Müssen wir uns an schlechtere Wettervorhersagen gewöhnen?

"Das wird von der Wetterlage abhängen. Hochdruckwetterlagen wie jetzt können wir sicher weiterhin gut vorhersagen. Schwieriger wird es, wenn jetzt Tiefdruckgebiete vom Atlantik heranziehen. Die Luft über dem Atlantik wird jetzt nicht mehr von Flugzeugen durchmessen, so dass wir schon erwarten, dass es einen Abfall in der Vorhersagequalität gibt. Wieviel das im Einzelfall ausmacht, kann man jetzt noch nicht sagen. Eine Berechnung des Europäischen Zentrums kam auf eine Verschlechterung um 10 Prozent, im Mittel, über die Nordhalbkugel."

Was heißt das konkret? Kann man jetzt Tiefdruckgebiete nicht mehr richtig einschätzen?

"Nein, wir haben ja noch die ganzen anderen Messsysteme.
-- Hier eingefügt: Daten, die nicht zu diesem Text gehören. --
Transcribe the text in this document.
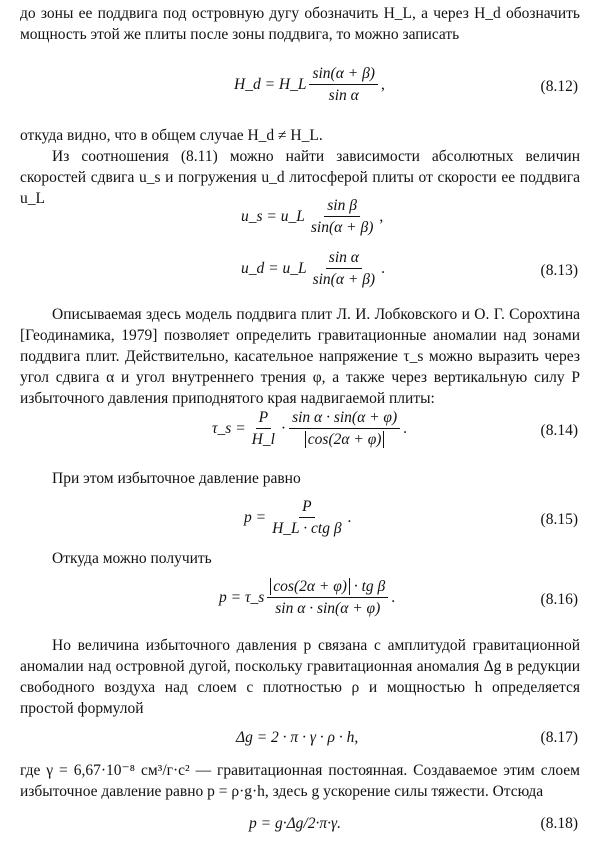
до зоны ее поддвига под островную дугу обозначить H_L, а через H_d обозначить мощность этой же плиты после зоны поддвига, то можно записать

H_d = H_L $\frac{\sin(\alpha + \beta)}{\text{sin α}}$ ,	(8.12)

откуда видно, что в общем случае H_d ≠ H_L.

Из соотношения (8.11) можно найти зависимости абсолютных величин скоростей сдвига u_s и погружения u_d литосферой плиты от скорости ее поддвига u_L

u_s = u_L $\frac{\text{sin β}}{\sin(\alpha + \beta)}$ ,
u_d = u_L $\frac{\text{sin α}}{\sin(\alpha + \beta)}$ .	(8.13)

Описываемая здесь модель поддвига плит Л. И. Лобковского и О. Г. Сорохтина [Геодинамика, 1979] позволяет определить гравитационные аномалии над зонами поддвига плит. Действительно, касательное напряжение τ_s можно выразить через угол сдвига α и угол внутреннего трения φ, а также через вертикальную силу P избыточного давления приподнятого края надвигаемой плиты:

τ_s = $\frac{P}{H\_l} \cdot \frac{\text{sin α · sin(α + φ)}}{\cos(2\alpha + \varphi)}$ .	(8.14)

При этом избыточное давление равно

$p = \frac{P}{\text{H\_L · ctg β}}$ .	(8.15)

Откуда можно получить

p = τ_s $\frac{\text{cos(2α + φ) · tg β}}{\text{sin α · sin(α + φ)}}$ .	(8.16)

Но величина избыточного давления p связана с амплитудой гравитационной аномалии над островной дугой, поскольку гравитационная аномалия Δg в редукции свободного воздуха над слоем с плотностью ρ и мощностью h определяется простой формулой

Δg = 2 · π · γ · ρ · h,	(8.17)

где γ = 6,67·10⁻⁸ см³/г·с² — гравитационная постоянная. Создаваемое этим слоем избыточное давление равно p = ρ·g·h, здесь g ускорение силы тяжести. Отсюда

p = g·Δg/2·π·γ.	(8.18)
Was aber passieren könnte, ist dass wir eine gefährliche Tiefdruckentwicklung, ein Sturmtief, nicht mehr schon an Tag 5 vor dem Ereignis, sondern erst an Tag 4 sehen können. Oder dass wir die Intensität etwas anders einschätzen, als wenn wir Flugzeugdaten dazu bekommen hätten.

Um das Problem zu abzufedern, versuchen wir jetzt, andere Beobachtungssysteme häufiger zu nutzen. Die Wetterballone werden jetzt nicht mehr nur umm 0 und 12, sondern auch um 6 Uhr über Deutschland starten.  Auch andere europäische Wetterdienste werden das so tun, damit wir auch morgens nochmal ein Temperatur-, Druck und Windprofil als Ausgangspunkt für unsere Modelle haben."